Fabi retribuiu o sorriso largo que ele lhe dava enquanto passava e seu coração se sentiu calmo, sua alma estava em paz. Com muito esforço, desviou os olhos dela e continuou para a sua mesa, onde largou a mochila e se sentou. Seu olhar voltou a cair sobre ela, como se estivesse sendo atraído por uma força magnética, e Levi notou que ainda o observava. Fabi desviou os olhos rapidamente ao ter sido notada, o que o fez rir levemente. Era incrível que eles não tivessem trocado uma palavra sequer, mas ela já o fizera se sentir mais calmo e até dar uma leve risada. Quem sabe se... Ele hesitou. Sentia vontade de ir até ela e contar o que lhe afligia, pedir se ela estava bem, ouvir sobre sua vida e seus sentimentos. Por que sentia isso? Não contava muitas de suas dores nem para amigos de longa data, mas queria compartilhar tudo com ela.

Antes que pudesse racionalmente tomar a decisão de ir até Fabi, seu corpo agiu sozinho e o levou até lá silenciosamente. Ele observou-a por alguns instantes, sua concentração admirável no trabalho que estava fazendo, e sorriu.

- Você parece concentrada. Atrapalho? – Começou Levi.

* * * * *

- Vou te deixar trabalhar. – Levi se levantou com muito esforço, devolvendo a cadeira que havia pego da mesa ao lado.

Ficaria horas ali conversando com Fabi se possível, mas ambos estavam no meio do expediente e ele, como diretor, tinha que dar o exemplo. Eles teriam outras oportunidades para conversar, garantiria isso.

- Estou aqui sempre que precisar conversar. – Fabi alargou seu sorriso.

- Obrigado, querida. – Ele se afastou.

Sua mente ponderou de onde tirara a liberdade para chamá-la de querida, mas sentia-se íntimo dela e tinha a sensação de que a conhecia há anos, não há dias. A vida às vezes tinha dessas conexões inexplicáveis, que pareciam vir de outras vidas.

Levi acreditava firmemente em vidas passadas e imaginou que essa não era a primeira vez que encontrava Fabi. Talvez fossem amigos há muitos séculos, companheiros de alma, reencontrando-se vida após vida.

Ele sentou-se em sua mesa e a observou, ainda sorrindo. Fabi conversava com Felipe e Levi ficou curioso para saber sobre o que conversavam.
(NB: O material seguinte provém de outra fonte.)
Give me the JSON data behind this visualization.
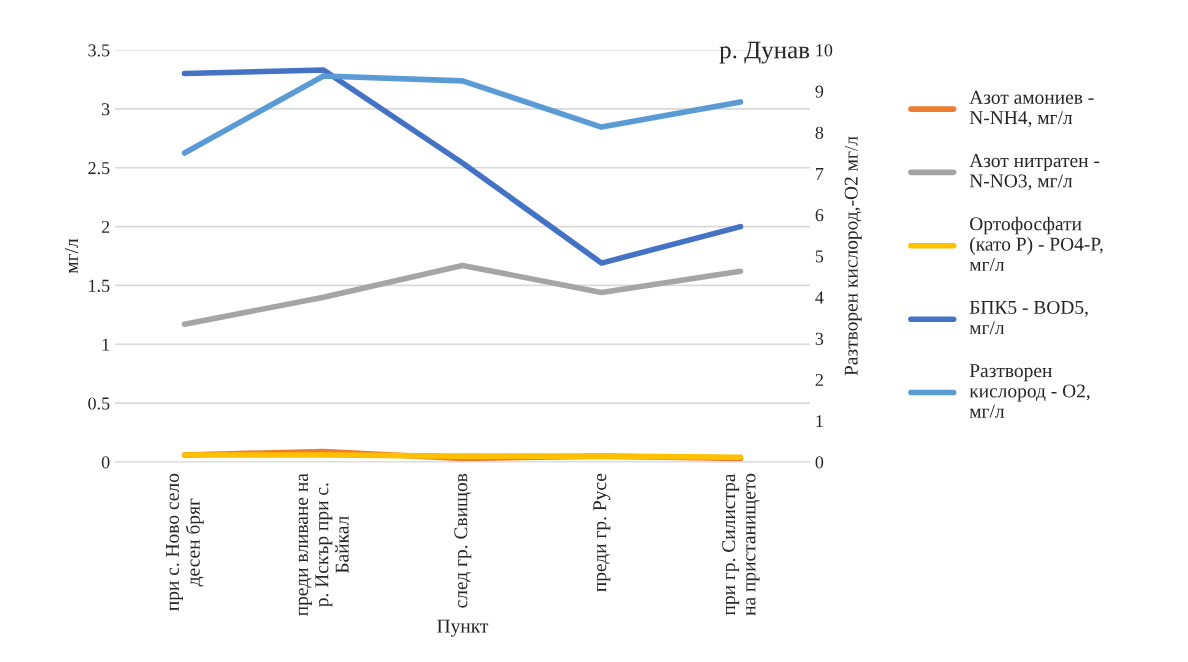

Imaginava que tivessem ficado amigos, pois era fácil de dialogar com ela, de confiar e se sentir em paz ao receber seu sorriso. Ele sacudiu a cabeça e voltou seu olhar para o computador à sua frente, tentando focar sua atenção no trabalho e até conseguindo por um tempo. Se sentiu observado e não precisava nem erguer os olhos para saber quem o olhava. Encontrou o olhar de Fabi com o seu e trocou seu sorriso com o dela, sentindo-se pleno.
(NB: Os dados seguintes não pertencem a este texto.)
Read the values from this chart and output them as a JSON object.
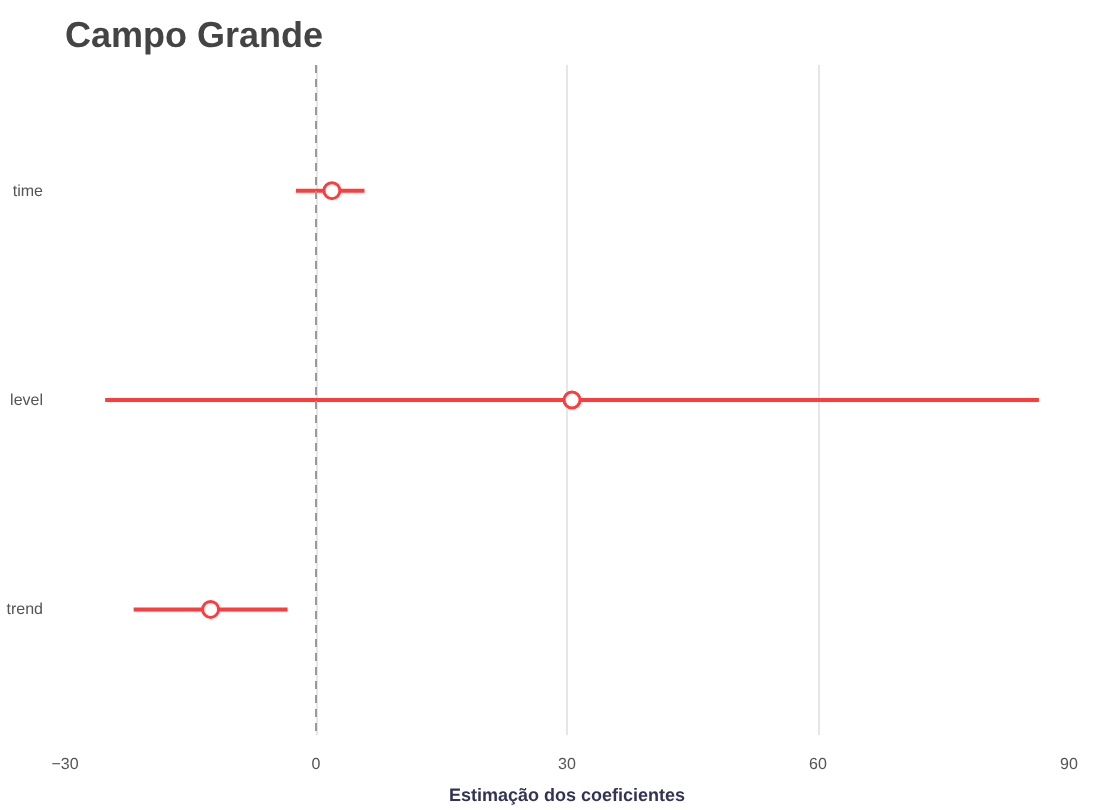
{
  "chart_data": {
    "type": "scatter",
    "title": "Campo Grande",
    "xlabel": "Estimação dos coeficientes",
    "orientation": "horizontal",
    "categories": [
      "time",
      "level",
      "trend"
    ],
    "values": [
      1.9,
      30.6,
      -12.6
    ],
    "errors": [
      [
        -2.4,
        5.8
      ],
      [
        -25.2,
        86.4
      ],
      [
        -21.8,
        -3.4
      ]
    ],
    "color": "#ff3b3b",
    "marker": "circle",
    "xlim": [
      -30,
      90
    ],
    "xticks": [
      -30,
      0,
      30,
      60,
      90
    ],
    "grid": "x",
    "ref_lines": [
      {
        "axis": "x",
        "value": 0,
        "label": null,
        "line_style": "dashed",
        "color": "#999999"
      }
    ]
  }
}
Observando os olhos de Fabi, pensou sentir um carinho especial irradiando dela, algo que o acalmava como nenhuma outra coisa. Sabia que o sentimento de amizade era recíproco, mas aquele carinho que ele tinha a impressão de ver parecia oferecer algo a mais, uma possibilidade além da convivência entre dois amigos. Mas devia estar imaginando aquilo. A última coisa que queria no momento era se envolver com alguém enquanto ainda tentava se recuperar do baque de seu divórcio. Fabi tinha uma luz dentro de si, sem dúvidas, e se ele estivesse inteiro talvez a olhasse com outros olhos. Sentia-se atraído tanto física quanto mentalmente, não tinha como negar, e a queria perto sempre, só não tinha certeza de que forma.

Respirou fundo e decidiu que não seria bom se perder nessa linha de pensamento. Era muito prematuro, apesar da sensação de familiaridade e conforto que Fabi lhe transmitia, olhando-o daquela forma carinhosa. Na verdade, justamente por isso devia ser cauteloso para não causar estragos. Como poderia se envolver com alguém, deixar que essa pessoa criasse vínculos e expectativas em cima de uma ruína emocional? Seria cruel de sua parte e Levi jamais faria isso com Fabiana.

Voltou-se novamente para o computador, mas sua mente recusou-se a voltar ao trabalho, ainda ponderando sobre aquela nota carinhosa naqueles lindos olhos castanhos que o observavam com tanta frequência sempre acompanhados de um sorriso.